La tradicional firma de electrodomésticos descontinúa su producción en Rosario y reduce su planta de trabajadores en un 80 %. Problemas de costos y presión importadora que ahogan a las fábricas, los principales problemas.
La industria de electrodomésticos atraviesa un nuevo retroceso. La empresa Frimetal anunció que en mayo interrumpirá la producción de heladeras en su planta de Rosario, donde ensambla equipos de la marca Electrolux.
La medida implica abandonar uno de sus productos más representativos y reorientar la actividad hacia un esquema mucho más acotado, con mayor peso de la importación.
El proceso de reducción no es reciente. A comienzos de año ya se había discontinuado la fabricación de cocinas y, con la salida de la línea de frío, la planta quedará limitada a freezers y lavarropas. El impacto en el empleo es significativo: de unos 750 trabajadores, la dotación se achicaría a cerca de 150.
El ajuste laboral se profundizó en los últimos meses.
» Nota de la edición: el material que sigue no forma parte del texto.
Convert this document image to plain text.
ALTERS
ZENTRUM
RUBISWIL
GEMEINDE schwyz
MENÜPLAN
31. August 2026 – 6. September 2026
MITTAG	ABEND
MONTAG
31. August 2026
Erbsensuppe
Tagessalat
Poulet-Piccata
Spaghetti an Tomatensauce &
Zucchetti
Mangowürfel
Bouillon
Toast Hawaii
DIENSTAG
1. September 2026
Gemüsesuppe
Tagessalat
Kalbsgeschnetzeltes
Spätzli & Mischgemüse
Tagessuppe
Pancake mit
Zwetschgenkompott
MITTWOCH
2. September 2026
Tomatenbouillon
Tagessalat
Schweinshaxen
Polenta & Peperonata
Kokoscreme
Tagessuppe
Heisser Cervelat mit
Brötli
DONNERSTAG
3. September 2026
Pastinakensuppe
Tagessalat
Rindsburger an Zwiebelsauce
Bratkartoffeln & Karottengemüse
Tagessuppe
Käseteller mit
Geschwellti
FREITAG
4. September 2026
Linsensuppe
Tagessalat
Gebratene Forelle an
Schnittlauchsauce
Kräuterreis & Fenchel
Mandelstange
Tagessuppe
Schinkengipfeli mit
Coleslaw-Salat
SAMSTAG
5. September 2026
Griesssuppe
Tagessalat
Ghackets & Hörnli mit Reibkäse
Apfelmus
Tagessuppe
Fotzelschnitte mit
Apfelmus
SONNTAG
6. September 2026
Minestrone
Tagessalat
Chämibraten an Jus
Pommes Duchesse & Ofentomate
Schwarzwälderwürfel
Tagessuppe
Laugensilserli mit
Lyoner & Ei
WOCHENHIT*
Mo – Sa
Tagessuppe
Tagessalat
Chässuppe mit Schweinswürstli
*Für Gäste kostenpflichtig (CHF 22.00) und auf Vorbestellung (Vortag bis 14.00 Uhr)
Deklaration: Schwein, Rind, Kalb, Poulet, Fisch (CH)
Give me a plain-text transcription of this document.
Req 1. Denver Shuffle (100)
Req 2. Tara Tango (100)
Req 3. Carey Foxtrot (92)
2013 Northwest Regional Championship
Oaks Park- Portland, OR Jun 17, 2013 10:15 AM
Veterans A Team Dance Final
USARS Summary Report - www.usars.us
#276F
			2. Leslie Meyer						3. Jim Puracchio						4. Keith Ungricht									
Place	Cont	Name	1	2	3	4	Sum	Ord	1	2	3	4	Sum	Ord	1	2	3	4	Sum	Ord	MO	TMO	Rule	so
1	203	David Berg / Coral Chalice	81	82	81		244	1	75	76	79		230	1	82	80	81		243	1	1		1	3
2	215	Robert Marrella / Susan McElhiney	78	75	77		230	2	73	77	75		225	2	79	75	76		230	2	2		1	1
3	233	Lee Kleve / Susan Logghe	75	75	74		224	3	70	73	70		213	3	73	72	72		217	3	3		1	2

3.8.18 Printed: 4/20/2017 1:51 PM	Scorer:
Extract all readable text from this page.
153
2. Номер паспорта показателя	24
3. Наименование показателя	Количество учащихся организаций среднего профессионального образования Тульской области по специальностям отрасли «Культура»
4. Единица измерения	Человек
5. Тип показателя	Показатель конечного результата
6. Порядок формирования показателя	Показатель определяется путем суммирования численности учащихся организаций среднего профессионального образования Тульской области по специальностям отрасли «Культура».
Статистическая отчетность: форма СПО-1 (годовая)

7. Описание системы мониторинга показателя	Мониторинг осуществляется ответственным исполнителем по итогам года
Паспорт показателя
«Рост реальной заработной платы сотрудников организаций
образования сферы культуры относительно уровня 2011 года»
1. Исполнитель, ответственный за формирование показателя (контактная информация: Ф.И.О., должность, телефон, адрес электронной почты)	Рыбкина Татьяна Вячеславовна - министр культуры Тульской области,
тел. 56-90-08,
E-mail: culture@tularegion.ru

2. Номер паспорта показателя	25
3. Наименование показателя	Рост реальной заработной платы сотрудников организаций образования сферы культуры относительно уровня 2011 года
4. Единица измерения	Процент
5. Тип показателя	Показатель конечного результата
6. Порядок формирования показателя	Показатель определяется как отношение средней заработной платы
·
En marzo, la compañía impulsó un plan de retiros voluntarios dirigido a 100 empleados, aunque finalmente se sumaron 130.
El esquema incluyó el pago total de las indemnizaciones bajo el régimen previo a la reforma laboral, además de un bono equivalente a tres salarios, de acuerdo con la Unión Obrera Metalúrgica (UOM).
Una “tormenta perfecta” que afecta a otras compañías del sector
Así describieron desde la compañía al actual escenario, que presenta caída del consumo interno, sumado a una fuerte apertura importadora, una combinación que deteriora la capacidad de la industria local para competir.
Entre las empresas del sector que en el último tiempo dieron a conocer situaciones críticas se encuentran:
- Goldmund (Peabody), que inició un concurso preventivo de acreedores.
- Mabe, la cual avanzó con despidos y el cierre de una planta, en Río Segundo, Córdoba.
- Whirlpool, también afectada por la caida del consumo, se vio obligada a bajar la persiana de su fábrica de lavarropas en Pilar
- Aires del Sur, empresa que se declaró en quiebra.
El caso de Peabody fue emblemático, y su fundador, Dante Do Sun Choi, declaró: “Es muy ingrato ser empresario en la Argentina”. De este modo, el sector debe sostener su actividad en un mercado interno retraído y cada vez más abierto a la presión de productos importados.